National Writers Series Celebrates 15 Years, Announces Winter/Spring 2025 Series

The National Writers Series (NWS) has announced the lineup of authors to be featured as part of its 2025 winter/spring season. The slate, which kicks off next Saturday with Pulitzer Prize winner Geraldine Brooks, is the start of 15th anniversary festivities for NWS, which got its official start in 2010. A full rundown of events is below.
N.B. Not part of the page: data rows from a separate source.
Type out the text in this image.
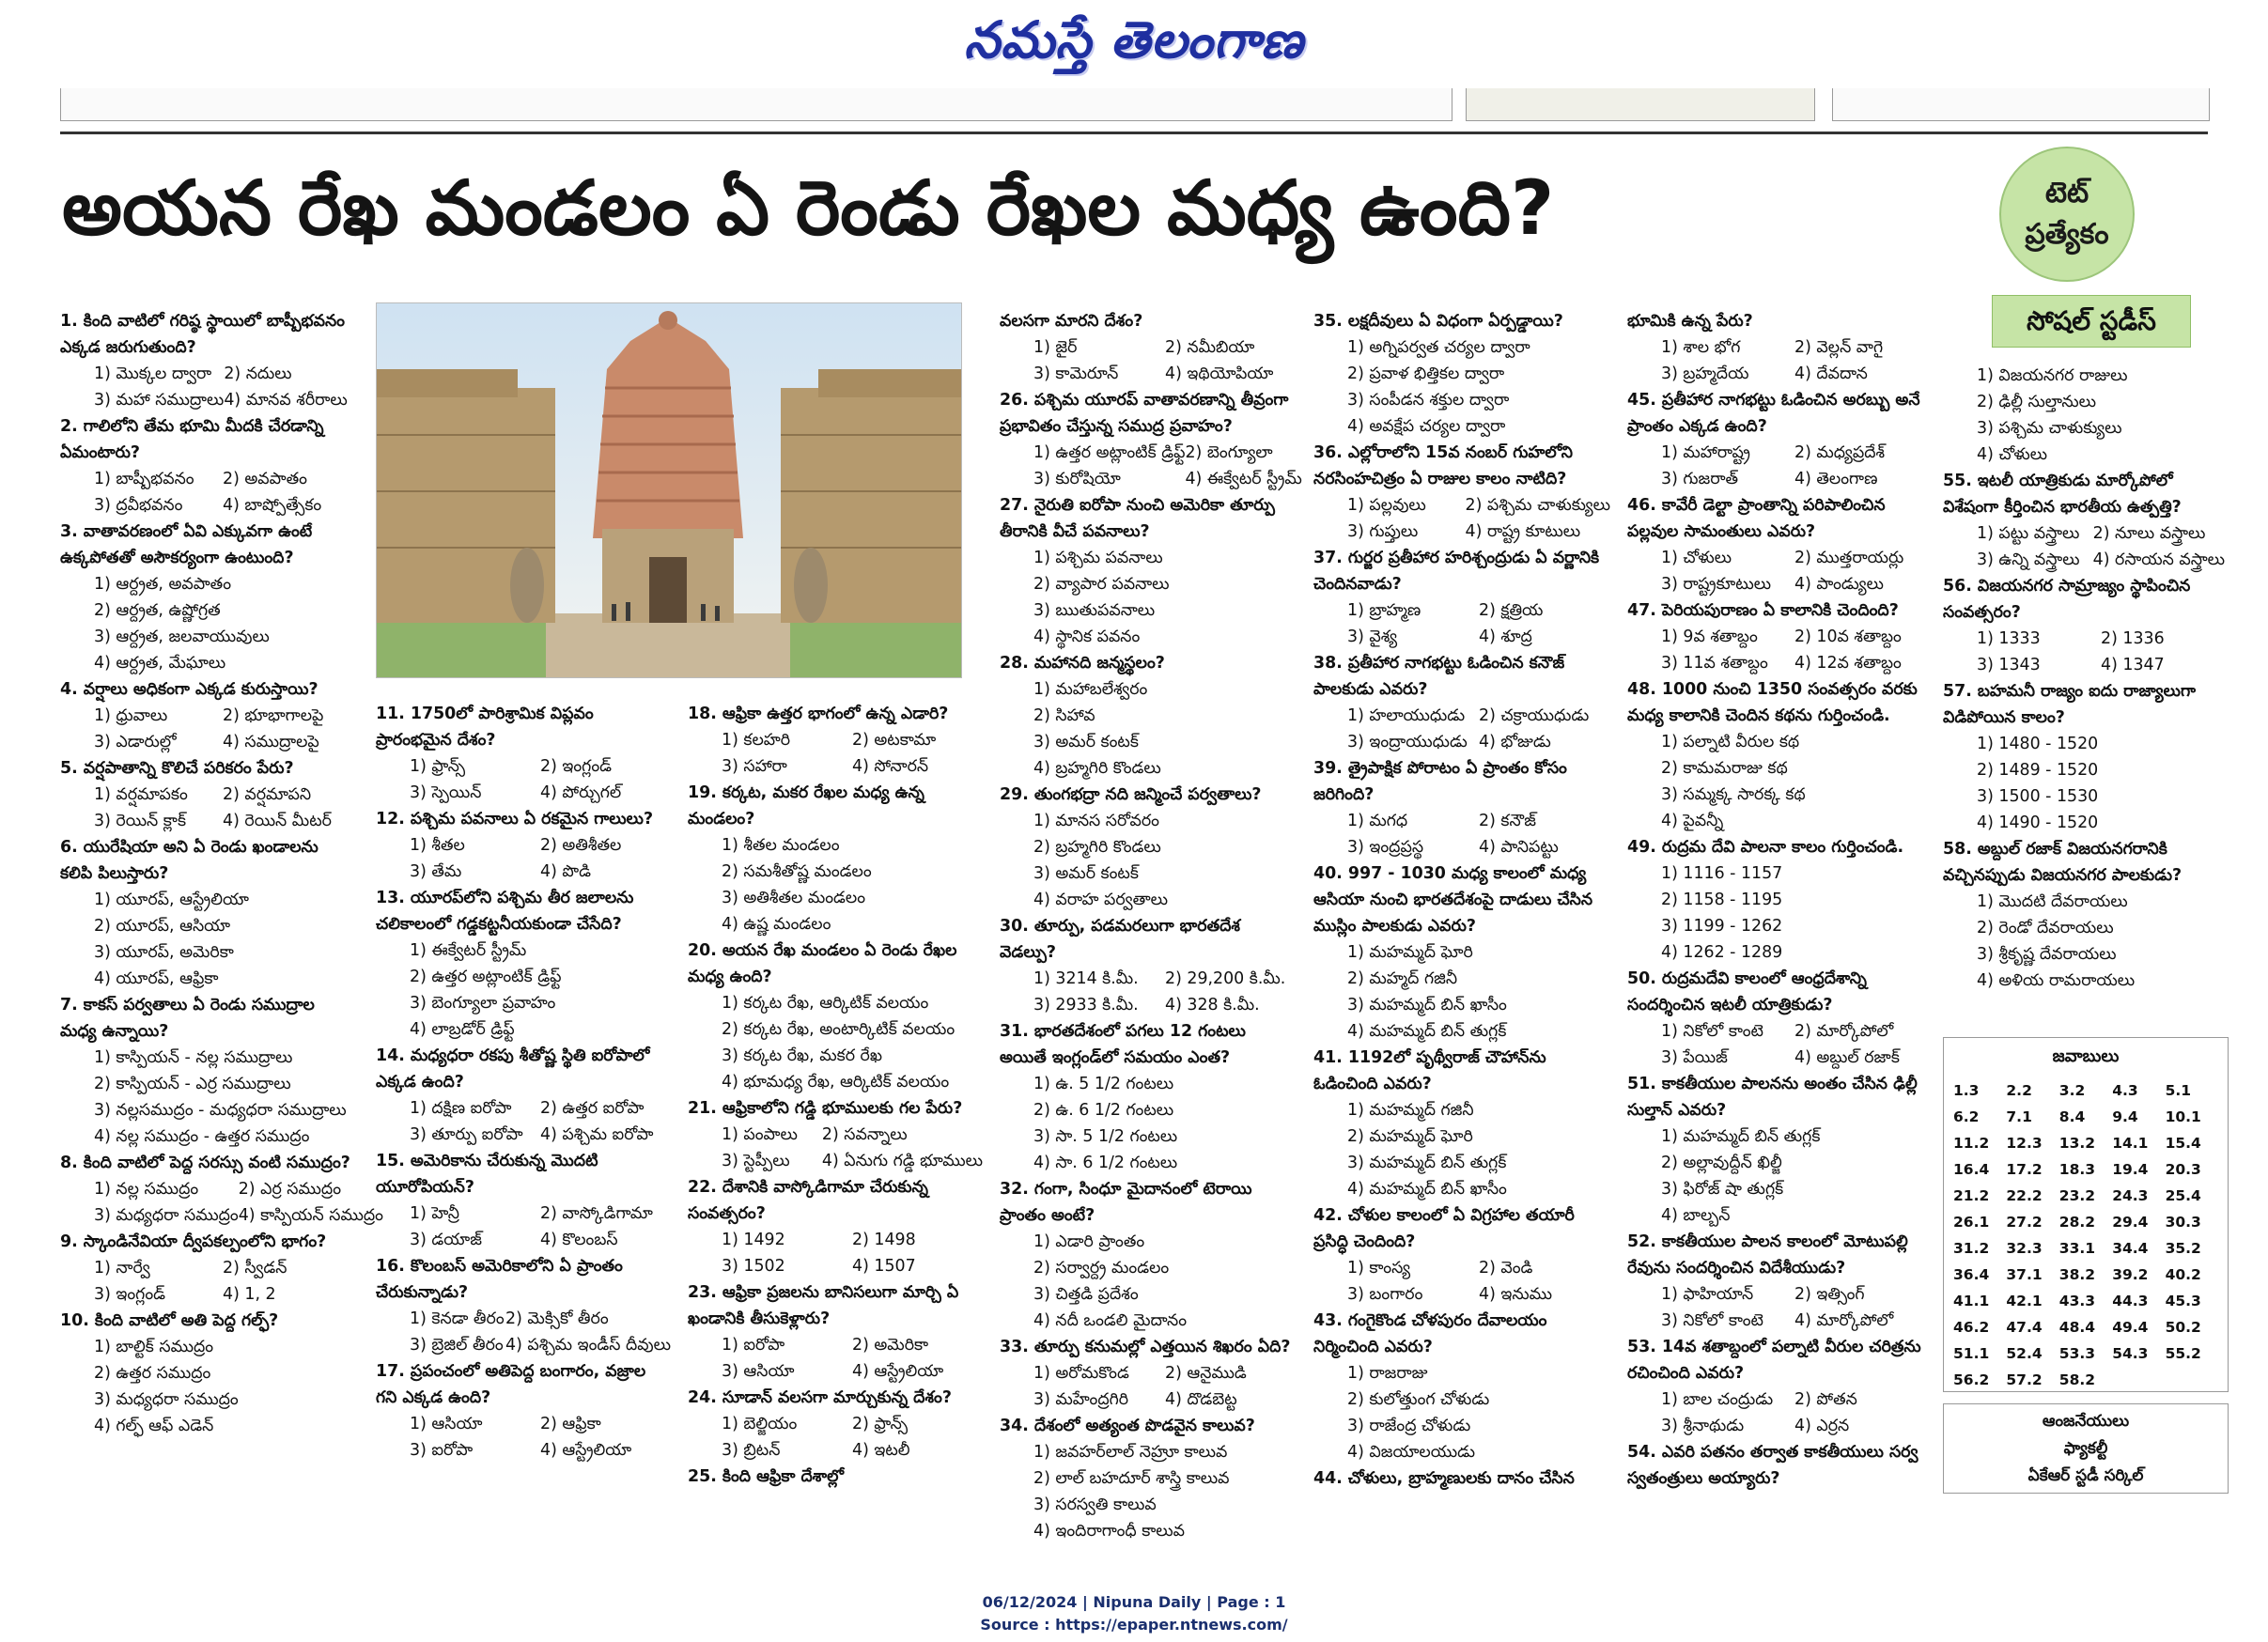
నమస్తే తెలంగాణ
అయన రేఖ మండలం ఏ రెండు రేఖల మధ్య ఉంది?	టెట్
ప్రత్యేకం
సోషల్ స్టడీస్
1. కింది వాటిలో గరిష్ఠ స్థాయిలో బాష్పీభవనం ఎక్కడ జరుగుతుంది?
1) మొక్కల ద్వారా 2) నదులు
3) మహా సముద్రాలు 4) మానవ శరీరాలు
2. గాలిలోని తేమ భూమి మీదకి చేరడాన్ని ఏమంటారు?
1) బాష్పీభవనం	2) అవపాతం
3) ద్రవీభవనం	4) బాష్పోత్సేకం
3. వాతావరణంలో ఏవి ఎక్కువగా ఉంటే ఉక్కపోతతో అసౌకర్యంగా ఉంటుంది?
1) ఆర్ద్రత, అవపాతం
2) ఆర్ద్రత, ఉష్ణోగ్రత
3) ఆర్ద్రత, జలవాయువులు
4) ఆర్ద్రత, మేఘాలు
4. వర్షాలు అధికంగా ఎక్కడ కురుస్తాయి?
1) ధ్రువాలు	2) భూభాగాలపై
3) ఎడారుల్లో	4) సముద్రాలపై
5. వర్షపాతాన్ని కొలిచే పరికరం పేరు?
1) వర్షమాపకం	2) వర్షమాపని
3) రెయిన్ క్లాక్	4) రెయిన్ మీటర్
6. యురేషియా అని ఏ రెండు ఖండాలను కలిపి పిలుస్తారు?
1) యూరప్, ఆస్ట్రేలియా
2) యూరప్, ఆసియా
3) యూరప్, అమెరికా
4) యూరప్, ఆఫ్రికా
7. కాకస్ పర్వతాలు ఏ రెండు సముద్రాల మధ్య ఉన్నాయి?
1) కాస్పియన్ - నల్ల సముద్రాలు
2) కాస్పియన్ - ఎర్ర సముద్రాలు
3) నల్లసముద్రం - మధ్యధరా సముద్రాలు
4) నల్ల సముద్రం - ఉత్తర సముద్రం
8. కింది వాటిలో పెద్ద సరస్సు వంటి సముద్రం?
1) నల్ల సముద్రం	2) ఎర్ర సముద్రం
3) మధ్యధరా సముద్రం 4) కాస్పియన్ సముద్రం
9. స్కాండినేవియా ద్వీపకల్పంలోని భాగం?
1) నార్వే	2) స్వీడన్
3) ఇంగ్లండ్	4) 1, 2
10. కింది వాటిలో అతి పెద్ద గల్ఫ్?
1) బాల్టిక్ సముద్రం
2) ఉత్తర సముద్రం
3) మధ్యధరా సముద్రం
4) గల్ఫ్ ఆఫ్ ఎడెన్
11. 1750లో పారిశ్రామిక విప్లవం ప్రారంభమైన దేశం?
1) ఫ్రాన్స్	2) ఇంగ్లండ్
3) స్పెయిన్	4) పోర్చుగల్
12. పశ్చిమ పవనాలు ఏ రకమైన గాలులు?
1) శీతల	2) అతిశీతల
3) తేమ	4) పొడి
13. యూరప్‌లోని పశ్చిమ తీర జలాలను చలికాలంలో గడ్డకట్టనీయకుండా చేసేది?
1) ఈక్వేటర్ స్ట్రీమ్
2) ఉత్తర అట్లాంటిక్ డ్రిఫ్ట్
3) బెంగ్యూలా ప్రవాహం
4) లాబ్రడోర్ డ్రిఫ్ట్
14. మధ్యధరా రకపు శీతోష్ణ స్థితి ఐరోపాలో ఎక్కడ ఉంది?
1) దక్షిణ ఐరోపా	2) ఉత్తర ఐరోపా
3) తూర్పు ఐరోపా	4) పశ్చిమ ఐరోపా
15. అమెరికాను చేరుకున్న మొదటి యూరోపియన్?
1) హెన్రీ	2) వాస్కోడిగామా
3) డయాజ్	4) కొలంబస్
16. కొలంబస్ అమెరికాలోని ఏ ప్రాంతం చేరుకున్నాడు?
1) కెనడా తీరం 2) మెక్సికో తీరం
3) బ్రెజిల్ తీరం 4) పశ్చిమ ఇండీస్ దీవులు
17. ప్రపంచంలో అతిపెద్ద బంగారం, వజ్రాల గని ఎక్కడ ఉంది?
1) ఆసియా	2) ఆఫ్రికా
3) ఐరోపా	4) ఆస్ట్రేలియా
18. ఆఫ్రికా ఉత్తర భాగంలో ఉన్న ఎడారి?
1) కలహరి	2) అటకామా
3) సహారా	4) సోనారన్
19. కర్కట, మకర రేఖల మధ్య ఉన్న మండలం?
1) శీతల మండలం
2) సమశీతోష్ణ మండలం
3) అతిశీతల మండలం
4) ఉష్ణ మండలం
20. అయన రేఖ మండలం ఏ రెండు రేఖల మధ్య ఉంది?
1) కర్కట రేఖ, ఆర్కిటిక్ వలయం
2) కర్కట రేఖ, అంటార్కిటిక్ వలయం
3) కర్కట రేఖ, మకర రేఖ
4) భూమధ్య రేఖ, ఆర్కిటిక్ వలయం
21. ఆఫ్రికాలోని గడ్డి భూములకు గల పేరు?
1) పంపాలు	2) సవన్నాలు
3) స్టెప్పీలు	4) ఏనుగు గడ్డి భూములు
22. దేశానికి వాస్కోడిగామా చేరుకున్న సంవత్సరం?
1) 1492	2) 1498
3) 1502	4) 1507
23. ఆఫ్రికా ప్రజలను బానిసలుగా మార్చి ఏ ఖండానికి తీసుకెళ్లారు?
1) ఐరోపా	2) అమెరికా
3) ఆసియా	4) ఆస్ట్రేలియా
24. సూడాన్ వలసగా మార్చుకున్న దేశం?
1) బెల్జియం	2) ఫ్రాన్స్
3) బ్రిటన్	4) ఇటలీ
25. కింది ఆఫ్రికా దేశాల్లో
వలసగా మారని దేశం?
1) జైర్	2) నమీబియా
3) కామెరూన్	4) ఇథియోపియా
26. పశ్చిమ యూరప్ వాతావరణాన్ని తీవ్రంగా ప్రభావితం చేస్తున్న సముద్ర ప్రవాహం?
1) ఉత్తర అట్లాంటిక్ డ్రిఫ్ట్ 2) బెంగ్యూలా
3) కురోషియో	4) ఈక్వేటర్ స్ట్రీమ్
27. నైరుతి ఐరోపా నుంచి అమెరికా తూర్పు తీరానికి వీచే పవనాలు?
1) పశ్చిమ పవనాలు
2) వ్యాపార పవనాలు
3) ఋతుపవనాలు
4) స్థానిక పవనం
28. మహానది జన్మస్థలం?
1) మహాబలేశ్వరం
2) సిహావ
3) అమర్ కంటక్
4) బ్రహ్మగిరి కొండలు
29. తుంగభద్రా నది జన్మించే పర్వతాలు?
1) మానస సరోవరం
2) బ్రహ్మగిరి కొండలు
3) అమర్ కంటక్
4) వరాహ పర్వతాలు
30. తూర్పు, పడమరలుగా భారతదేశ వెడల్పు?
1) 3214 కి.మీ.	2) 29,200 కి.మీ.
3) 2933 కి.మీ.	4) 328 కి.మీ.
31. భారతదేశంలో పగలు 12 గంటలు అయితే ఇంగ్లండ్‌లో సమయం ఎంత?
1) ఉ. 5 1/2 గంటలు
2) ఉ. 6 1/2 గంటలు
3) సా. 5 1/2 గంటలు
4) సా. 6 1/2 గంటలు
32. గంగా, సింధూ మైదానంలో టెరాయి ప్రాంతం అంటే?
1) ఎడారి ప్రాంతం
2) సర్వార్ద్ర మండలం
3) చిత్తడి ప్రదేశం
4) నదీ ఒండలి మైదానం
33. తూర్పు కనుమల్లో ఎత్తయిన శిఖరం ఏది?
1) అరోమకొండ	2) ఆనైముడి
3) మహేంద్రగిరి	4) దొడబెట్ట
34. దేశంలో అత్యంత పొడవైన కాలువ?
1) జవహర్‌లాల్ నెహ్రూ కాలువ
2) లాల్ బహదూర్ శాస్త్రి కాలువ
3) సరస్వతి కాలువ
4) ఇందిరాగాంధీ కాలువ
35. లక్షదీవులు ఏ విధంగా ఏర్పడ్డాయి?
1) అగ్నిపర్వత చర్యల ద్వారా
2) ప్రవాళ భిత్తికల ద్వారా
3) సంపీడన శక్తుల ద్వారా
4) అవక్షేప చర్యల ద్వారా
36. ఎల్లోరాలోని 15వ నంబర్ గుహలోని నరసింహచిత్రం ఏ రాజుల కాలం నాటిది?
1) పల్లవులు	2) పశ్చిమ చాళుక్యులు
3) గుప్తులు	4) రాష్ట్ర కూటులు
37. గుర్జర ప్రతీహార హరిశ్చంద్రుడు ఏ వర్ణానికి చెందినవాడు?
1) బ్రాహ్మణ	2) క్షత్రియ
3) వైశ్య	4) శూద్ర
38. ప్రతీహార నాగభట్టు ఓడించిన కనౌజ్ పాలకుడు ఎవరు?
1) హలాయుధుడు 2) చక్రాయుధుడు
3) ఇంద్రాయుధుడు 4) భోజుడు
39. త్రైపాక్షిక పోరాటం ఏ ప్రాంతం కోసం జరిగింది?
1) మగధ	2) కనౌజ్
3) ఇంద్రప్రస్థ	4) పానిపట్టు
40. 997 - 1030 మధ్య కాలంలో మధ్య ఆసియా నుంచి భారతదేశంపై దాడులు చేసిన ముస్లిం పాలకుడు ఎవరు?
1) మహమ్మద్ ఘోరి
2) మహ్మద్ గజినీ
3) మహమ్మద్ బిన్ ఖాసీం
4) మహమ్మద్ బిన్ తుగ్లక్
41. 1192లో పృథ్వీరాజ్ చౌహాన్‌ను ఓడించింది ఎవరు?
1) మహమ్మద్ గజినీ
2) మహమ్మద్ ఘోరి
3) మహమ్మద్ బిన్ తుగ్లక్
4) మహమ్మద్ బిన్ ఖాసీం
42. చోళుల కాలంలో ఏ విగ్రహాల తయారీ ప్రసిద్ధి చెందింది?
1) కాంస్య	2) వెండి
3) బంగారం	4) ఇనుము
43. గంగైకొండ చోళపురం దేవాలయం నిర్మించింది ఎవరు?
1) రాజరాజు
2) కులోత్తుంగ చోళుడు
3) రాజేంద్ర చోళుడు
4) విజయాలయుడు
44. చోళులు, బ్రాహ్మణులకు దానం చేసిన
భూమికి ఉన్న పేరు?
1) శాల భోగ	2) వెల్లన్ వాగై
3) బ్రహ్మదేయ	4) దేవదాన
45. ప్రతీహార నాగభట్టు ఓడించిన అరబ్బు అనే ప్రాంతం ఎక్కడ ఉంది?
1) మహారాష్ట్ర	2) మధ్యప్రదేశ్
3) గుజరాత్	4) తెలంగాణ
46. కావేరీ డెల్టా ప్రాంతాన్ని పరిపాలించిన పల్లవుల సామంతులు ఎవరు?
1) చోళులు	2) ముత్తరాయర్లు
3) రాష్ట్రకూటులు	4) పాండ్యులు
47. పెరియపురాణం ఏ కాలానికి చెందింది?
1) 9వ శతాబ్దం	2) 10వ శతాబ్దం
3) 11వ శతాబ్దం	4) 12వ శతాబ్దం
48. 1000 నుంచి 1350 సంవత్సరం వరకు మధ్య కాలానికి చెందిన కథను గుర్తించండి.
1) పల్నాటి వీరుల కథ
2) కామమరాజు కథ
3) సమ్మక్క సారక్క కథ
4) పైవన్నీ
49. రుద్రమ దేవి పాలనా కాలం గుర్తించండి.
1) 1116 - 1157
2) 1158 - 1195
3) 1199 - 1262
4) 1262 - 1289
50. రుద్రమదేవి కాలంలో ఆంధ్రదేశాన్ని సందర్శించిన ఇటలీ యాత్రికుడు?
1) నికోలో కాంటె	2) మార్కోపోలో
3) పేయిజ్	4) అబ్దుల్ రజాక్
51. కాకతీయుల పాలనను అంతం చేసిన ఢిల్లీ సుల్తాన్ ఎవరు?
1) మహమ్మద్ బిన్ తుగ్లక్
2) అల్లావుద్దీన్ ఖిల్జీ
3) ఫిరోజ్ షా తుగ్లక్
4) బాల్బన్
52. కాకతీయుల పాలన కాలంలో మోటుపల్లి రేవును సందర్శించిన విదేశీయుడు?
1) ఫాహియాన్	2) ఇత్సింగ్
3) నికోలో కాంటె	4) మార్కోపోలో
53. 14వ శతాబ్దంలో పల్నాటి వీరుల చరిత్రను రచించింది ఎవరు?
1) బాల చంద్రుడు	2) పోతన
3) శ్రీనాథుడు	4) ఎర్రన
54. ఎవరి పతనం తర్వాత కాకతీయులు సర్వ స్వతంత్రులు అయ్యారు?
1) విజయనగర రాజులు
2) ఢిల్లీ సుల్తానులు
3) పశ్చిమ చాళుక్యులు
4) చోళులు
55. ఇటలీ యాత్రికుడు మార్కోపోలో విశేషంగా కీర్తించిన భారతీయ ఉత్పత్తి?
1) పట్టు వస్త్రాలు 2) నూలు వస్త్రాలు
3) ఉన్ని వస్త్రాలు 4) రసాయన వస్త్రాలు
56. విజయనగర సామ్రాజ్యం స్థాపించిన సంవత్సరం?
1) 1333	2) 1336
3) 1343	4) 1347
57. బహమనీ రాజ్యం ఐదు రాజ్యాలుగా విడిపోయిన కాలం?
1) 1480 - 1520
2) 1489 - 1520
3) 1500 - 1530
4) 1490 - 1520
58. అబ్దుల్ రజాక్ విజయనగరానికి వచ్చినప్పుడు విజయనగర పాలకుడు?
1) మొదటి దేవరాయలు
2) రెండో దేవరాయలు
3) శ్రీకృష్ణ దేవరాయలు
4) అళియ రామరాయలు
జవాబులు
1.3	2.2	3.2	4.3	5.1
6.2	7.1	8.4	9.4	10.1
11.2	12.3	13.2	14.1	15.4
16.4	17.2	18.3	19.4	20.3
21.2	22.2	23.2	24.3	25.4
26.1	27.2	28.2	29.4	30.3
31.2	32.3	33.1	34.4	35.2
36.4	37.1	38.2	39.2	40.2
41.1	42.1	43.3	44.3	45.3
46.2	47.4	48.4	49.4	50.2
51.1	52.4	53.3	54.3	55.2
56.2	57.2	58.2
ఆంజనేయులు
ఫ్యాకల్టీ
ఏకేఆర్ స్టడీ సర్కిల్
06/12/2024 | Nipuna Daily | Page : 1
Source : https://epaper.ntnews.com/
February 8: Geraldine Brooks

Brooks, who won the Pulitzer Prize for fiction for her 2005 novel March, will sit down with Interlochen Public Radio’s Jacki Lyden for a conversation about her new memoir, Memorial Days. Brooks wrote the book about the sudden death of her husband, journalist Tony Horwitz, in 2019. The event is slated to take place at Lars Hockstad Auditorium.

February 27: Scott Turow

Turow, known for the 1987 legal thriller Presumed Innocent – which was recently the basis for a popular Apple TV+ series starring Jake Gyllenhaal – will join NWS for this virtual livestream event to discuss the long-awaited sequel, Presumed Guilty. New York Times bestselling author David Baldacci will host the all-virtual conversation.

March 13: Jonathan Eig

Eig will take the stage at the City Opera House to discuss his 2023 book King: A Life, a biography of Martin Luther King Jr. that recently won the 2024 Pulitzer Prize for biography. The book, which includes details about King’s life sourced from recently declassified FBI files, has already been optioned for a feature-film by Amblin, Steven Spielberg’s production company. Author Rochelle Riley will host.

April 9: Jennifer Weiner

A common fixture on the New York Times bestseller list, Weiner will join IPR’s Dr. Amanda Sewell at the Opera House to discuss her latest novel, The Griffin Sisters’ Greatest Hits, a book set in the world of pop music that is set to release just one day before the NWS event.

April 10: Patrice Gopo

Award-winning essayist and author Patrice Gopo is the first-ever winner of the Pattis Family Foundation Creative Arts Book Award, a $25,000 prize bestowed by Interlochen Center for the Arts to recognize “the best literature in the creative arts field.” Gopo will be honored during this free event at Kirkbride Hall, and will also sit down for a conversation with NWS co-founder Doug Stanton.

April 22: Leif Enger

Enger, a New York Times bestselling author most known for his 2001 novel Peace Like a River, will join Stanton onstage at the Opera House to discuss his new book, I Cheerfully Refuse. Released last year, that novel follows “a bereaved and pursued musician” sailing a “sentient” Lake Superior in a climate-change-ravaged America, searching for his lost wife.

May 1: Alua Arthur

Arthur, a so-called “death doula” who helps clients plan for the end of life, will visit the City Opera House to discuss her debut book, Briefly Perfectly Human. The book explores Arthur’s work and philosophy, about how “thinking about your death—whether imminent or not—will breathe wild, new potential into your life.” Podcaster Dana Black, of I Swear on My Mother’s Grave, will host.

May 14: Rick Atkinson

NWS will wrap its winter/spring 2025 season with a third Pulitzer Prize-winning author. Atkinson, who won that prestigious honor twice – for national reporting in 1982, and for history in 2003 – will be on hand to discuss his new book, The Fate of the Day: The War for America, Fort Ticonderoga to Charleston, 1777-1780. The book, which comes out on April 29, is the second volume in a planned trilogy from Atkinson concerning the American Revolution. Atkinson will join Stanton on the Opera House stage to discuss the project and his views “on the demands that a democracy makes on its citizens.”

All events have a 7pm start time. Tickets can be purchased on the NWS website.